There is No Me Without You by Melissa Fay Greene

there is no me without youFirst, a disclaimer:  After reading Melissa Fay Greene’s 2002 New York Times Magazine article about the AIDS orphan crisis in Africa, I felt compelled to go  to Ethiopia, where I volunteered for three months at orphanages, observed (even participated in) some of the events described in her book, and later served as an informal “fact checker” for her. (Melissa called me once “Rita. Do you remember — were we staying on the second or third floor at the Yilma Hotel?” It is that kind of attention to detail that permeates the reporting in this fabulous book.) I hold her accountable (and am grateful to her beyond measure) for the change in the trajectory of my life: I would not have gone to Ethiopia; I would not have decided to adopt; I would not now be a mother – but for Melissa and her powerful writing.

Now, a warning:  If you care about what has been described as the worst humanitarian disaster of our generation, be sure you set aside a long spell of time before starting to read There Is No Me Without You: One Woman’s Odyssey to Rescue Africa’s Children.  You will not be able to put it down.

Haregewoin Teferra (whose daughter and husband had died within months of one another) became a foster mother by accident — a local priest, who knew of her deep grieving, asked if she would take in two orphan children who had been living in the sacristy because they had no place else to go. He thought Haregewoin needed these children as much, if not more, than the children needed her. Haregewoin took them to her middle class home in Addis Ababa, Ethiopia and began an odyssey of caring for dozens upon dozens of the millions of children orphaned by the HIV/AIDS pandemic in Africa.  Greene brings the reader into Haregewoin’s living room as the rain splatters mud on the children playing outside — and then draws these orphan children into the reader’s heart.

The story of Haregewoin’s journey from grieving mother to caretaker of strangers’ children is the perfect vehicle for Greene’s astute reporting about the breadth of the impact of the HIV/AIDS pandemic.  Although her language is picturesque, she doesn’t paint a pretty picture; nor does she portray Haregewoin as a replacement for Mother Teresa.  Instead, she describes Haregewoin as the imperfect human being that she is – in overwhelming circumstances, trying to care for far too many children, she makes mistakes and missteps with sometimes devastating results. But, there is no question that she did more good than harm, and that many children would be dead or living on the streets without her heroic efforts to care for them.

In the final chapters, Greene interrupts her narrative arc to describe the stories of some of the children who were adopted by American families, sharing tales of ballet performances, swimming pool splashings and offers to kill a chicken for dinner.  Greene never implies that international adoption is the solution to the orphan crisis in Ethiopia (and she painstakingly describes what some of the solutions might be – more education, treatment and prevention of HIV/AIDS through a commitment by the Ethiopian government, pharmaceutical companies and outside funding sources to actually solve the crisis.)  But the vignettes are charming and leave the reader with a feeling of hope in a world where some 12 million children in Africa will go to sleep without anybody there to tuck them in.

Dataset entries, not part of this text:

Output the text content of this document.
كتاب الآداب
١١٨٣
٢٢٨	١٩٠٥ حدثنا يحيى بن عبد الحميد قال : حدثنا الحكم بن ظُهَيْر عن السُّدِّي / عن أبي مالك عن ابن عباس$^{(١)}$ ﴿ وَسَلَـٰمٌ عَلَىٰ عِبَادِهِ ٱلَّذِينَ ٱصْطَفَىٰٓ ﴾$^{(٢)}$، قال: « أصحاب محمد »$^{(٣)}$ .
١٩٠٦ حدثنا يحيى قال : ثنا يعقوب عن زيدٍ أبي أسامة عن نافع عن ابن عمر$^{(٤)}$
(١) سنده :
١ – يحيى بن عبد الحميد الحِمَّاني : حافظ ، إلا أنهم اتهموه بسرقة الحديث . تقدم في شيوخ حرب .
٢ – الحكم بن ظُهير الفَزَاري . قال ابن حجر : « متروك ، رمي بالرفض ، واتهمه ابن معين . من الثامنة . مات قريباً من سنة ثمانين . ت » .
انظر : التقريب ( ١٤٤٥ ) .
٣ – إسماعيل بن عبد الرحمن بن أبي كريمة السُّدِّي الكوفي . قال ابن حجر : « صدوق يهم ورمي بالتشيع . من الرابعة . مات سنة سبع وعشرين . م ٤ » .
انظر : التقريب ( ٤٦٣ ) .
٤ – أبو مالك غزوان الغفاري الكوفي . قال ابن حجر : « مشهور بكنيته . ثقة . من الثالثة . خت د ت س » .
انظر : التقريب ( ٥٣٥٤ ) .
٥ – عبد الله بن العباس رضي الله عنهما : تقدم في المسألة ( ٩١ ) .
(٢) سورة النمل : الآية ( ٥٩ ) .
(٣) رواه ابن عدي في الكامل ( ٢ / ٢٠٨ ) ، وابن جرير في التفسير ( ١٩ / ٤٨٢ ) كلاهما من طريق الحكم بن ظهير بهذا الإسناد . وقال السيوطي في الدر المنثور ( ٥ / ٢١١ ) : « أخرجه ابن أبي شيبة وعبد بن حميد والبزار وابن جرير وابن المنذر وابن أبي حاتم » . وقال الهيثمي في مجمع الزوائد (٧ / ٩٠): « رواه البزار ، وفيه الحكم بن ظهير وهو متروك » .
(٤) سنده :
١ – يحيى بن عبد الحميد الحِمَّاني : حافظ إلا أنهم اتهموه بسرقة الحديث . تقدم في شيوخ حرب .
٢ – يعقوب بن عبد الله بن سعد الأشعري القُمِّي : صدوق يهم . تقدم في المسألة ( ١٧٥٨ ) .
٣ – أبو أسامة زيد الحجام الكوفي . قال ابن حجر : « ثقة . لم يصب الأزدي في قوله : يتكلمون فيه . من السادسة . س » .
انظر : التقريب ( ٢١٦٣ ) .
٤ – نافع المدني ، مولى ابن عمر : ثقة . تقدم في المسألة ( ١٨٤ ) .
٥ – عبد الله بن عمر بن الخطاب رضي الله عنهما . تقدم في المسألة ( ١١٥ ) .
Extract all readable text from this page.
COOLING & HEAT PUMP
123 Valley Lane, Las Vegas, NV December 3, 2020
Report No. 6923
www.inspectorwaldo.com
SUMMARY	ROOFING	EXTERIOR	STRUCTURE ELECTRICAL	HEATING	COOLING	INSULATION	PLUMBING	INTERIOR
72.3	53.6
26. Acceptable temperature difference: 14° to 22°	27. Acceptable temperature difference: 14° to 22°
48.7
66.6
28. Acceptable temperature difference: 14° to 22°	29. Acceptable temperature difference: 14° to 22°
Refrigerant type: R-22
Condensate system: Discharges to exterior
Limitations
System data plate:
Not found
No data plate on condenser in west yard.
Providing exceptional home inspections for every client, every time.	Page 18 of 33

AN UPDATE: I first wrote about There Is No Me Without You about five years ago. Since then our sweet friend Haregewoin has passed away, and the orphanage she started has closed. I keep in touch with Melissa, who I first met when she taught a 3 day seminar at the University of Oregon, where I was working on a master’s degree in journalism. (I will write about some of her other books sometime this year…). My daughters whom I adopted shortly after my volunteer stint in the orphanages in Addis Ababa are now seniors in college. I am still and forever will be grateful to Melissa and how her writing literally changed my life. I am blessed beyond measure in large part because of the detour to Ethiopia I took in the summer of 2004.

Ethiopia has changed its laws and now prohibits international adoption except in very rare circumstances. Although the government has promoted domestic adoption, there are still tens of thousands of orphaned children who are living in state and privately run orphanages (or on the streets) who, most likely, will never be adopted. A number of organizations raise funds to support orphan children in Ethiopia and others support children through sponsorships so that they can stay with their families (because far too many children are sent to orphanages merely because their single parent can no longer afford to care for them.) I support two such organizations: AHOPE for Children and World of Good. I hope you will too.